12 dicembre, 2017 nessun commento


(Reuters Health) – Il 2018 si presenta come un anno cruciale per le terapia del cancro al polmone. Roche ha scosso le aspettative di Wall Street raccogliendo 15 miliardi di dollari dopo aver dimostrato che il suo farmaco immunoterapico Tecentriq rallenta la diffusione del carcinoma polmonare avanzato, in combo con chemioterapia e Avastin. Lo studio di MSD su Keytruda in combo con Alimta e carboplatino, di Eli Lilly, oppure con la sola chemioterapia,  terminerà a febbraio del 2019, invece che all’inizio del 2018, con l’obiettivo di raccogliere ulteriori evidenze circa la sopravvivenza. “Il prolungamento dello studio per valutare la sopravvivenza ha molto senso: ci sono infatti elementi che fanno ipotizzare che il beneficio farmacologico si possa prolungare per un periodo di tempo più lungo”, dice Karim Suwwan, responsabile del portafoglio farmaceutico Select di Fidelity, multinazionale di servizi finanziari . “La validità dei risultati sarà migliore se si verificherà un beneficio in termini di sopravvivenza”, dice Roy Herbst, responsabile dell’oncologia medica presso il Yale Cancer Center, coinvolto in diversi studi di immunoterapia.
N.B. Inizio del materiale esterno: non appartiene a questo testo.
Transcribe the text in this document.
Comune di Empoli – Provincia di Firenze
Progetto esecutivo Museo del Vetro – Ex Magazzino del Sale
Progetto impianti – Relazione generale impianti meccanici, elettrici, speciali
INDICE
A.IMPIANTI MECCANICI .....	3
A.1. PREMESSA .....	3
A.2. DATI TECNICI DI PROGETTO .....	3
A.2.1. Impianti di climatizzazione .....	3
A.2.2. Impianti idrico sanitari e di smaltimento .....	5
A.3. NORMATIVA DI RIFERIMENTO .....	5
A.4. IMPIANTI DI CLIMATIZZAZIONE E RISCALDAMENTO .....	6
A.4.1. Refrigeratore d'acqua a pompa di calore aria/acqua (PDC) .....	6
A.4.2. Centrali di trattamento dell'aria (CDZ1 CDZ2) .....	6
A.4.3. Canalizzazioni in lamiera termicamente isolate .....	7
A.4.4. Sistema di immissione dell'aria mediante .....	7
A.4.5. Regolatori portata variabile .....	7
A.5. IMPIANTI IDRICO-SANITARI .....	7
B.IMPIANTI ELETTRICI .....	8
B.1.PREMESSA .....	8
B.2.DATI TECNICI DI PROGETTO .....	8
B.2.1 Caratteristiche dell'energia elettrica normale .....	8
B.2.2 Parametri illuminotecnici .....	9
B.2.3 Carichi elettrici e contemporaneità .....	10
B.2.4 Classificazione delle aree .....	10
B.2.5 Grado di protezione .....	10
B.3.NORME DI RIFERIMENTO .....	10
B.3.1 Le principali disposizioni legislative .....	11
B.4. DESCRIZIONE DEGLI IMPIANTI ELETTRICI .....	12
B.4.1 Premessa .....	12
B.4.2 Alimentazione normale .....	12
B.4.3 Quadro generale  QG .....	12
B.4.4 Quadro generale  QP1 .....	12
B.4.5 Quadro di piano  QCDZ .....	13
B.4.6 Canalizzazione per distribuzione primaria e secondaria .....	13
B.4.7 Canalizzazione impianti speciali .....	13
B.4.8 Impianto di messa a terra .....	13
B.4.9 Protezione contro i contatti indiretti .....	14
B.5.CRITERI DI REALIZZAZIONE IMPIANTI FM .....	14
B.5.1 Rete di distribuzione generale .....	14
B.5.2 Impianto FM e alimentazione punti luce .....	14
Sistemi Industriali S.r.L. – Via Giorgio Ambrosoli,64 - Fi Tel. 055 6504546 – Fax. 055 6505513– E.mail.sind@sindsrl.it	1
Lo stato dell’arte. Sorpresa MSD?
Nello studio di fase III di Roche presentato la scorsa settimana, i pazienti trattati con Tecentriq, Avastin e i chemioterapici carboplatino e paclitaxel hanno vissuto in media 8,3 mesi senza peggioramento della malattia. Questi risultati sono di poco migliori rispetto ai 6,8 mesi osservati nei pazienti che hanno ricevuto solo i chemioterapici e Avastin. Più di un quarto dei pazienti trattati con la combinazione dei quattro farmaci ha avuto gravi effetti collaterali. Sandra Horning, Chief Medical Officer di Genentech /Roche, ha detto che i risultati sulla sopravvivenza sono attesi nel primo trimestre del 2018. Bristol e AstraZeneca prevedono inoltre di divulgare i dati delle principali sperimentazioni immunoterapiche contro il cancro del polmone all’inizio del prossimo anno. Ma potrebbe esserci un colpo di scena. “MSD potrebbe pubblicare i primi risultati sulla sopravvivenza già a metà del 2018. Ciò le consentirebbe di utilizzare più rapidamente il farmaco anche su pazienti senza mutazione PDL1, gettando delle buone basi per ottenere l’approvazione in Europa”, dice Tony Butler, managing director del Guggenheim Securities, azienda di advisory finanziario. Per il 2023, gli analisti di Wall Street prevedono per Keytruda incassi di 11,6 miliardi di dollari, per Opdivo (BMS) 7,7 miliardi di dollari e per Tecentriq 4,7 miliardi di dollari.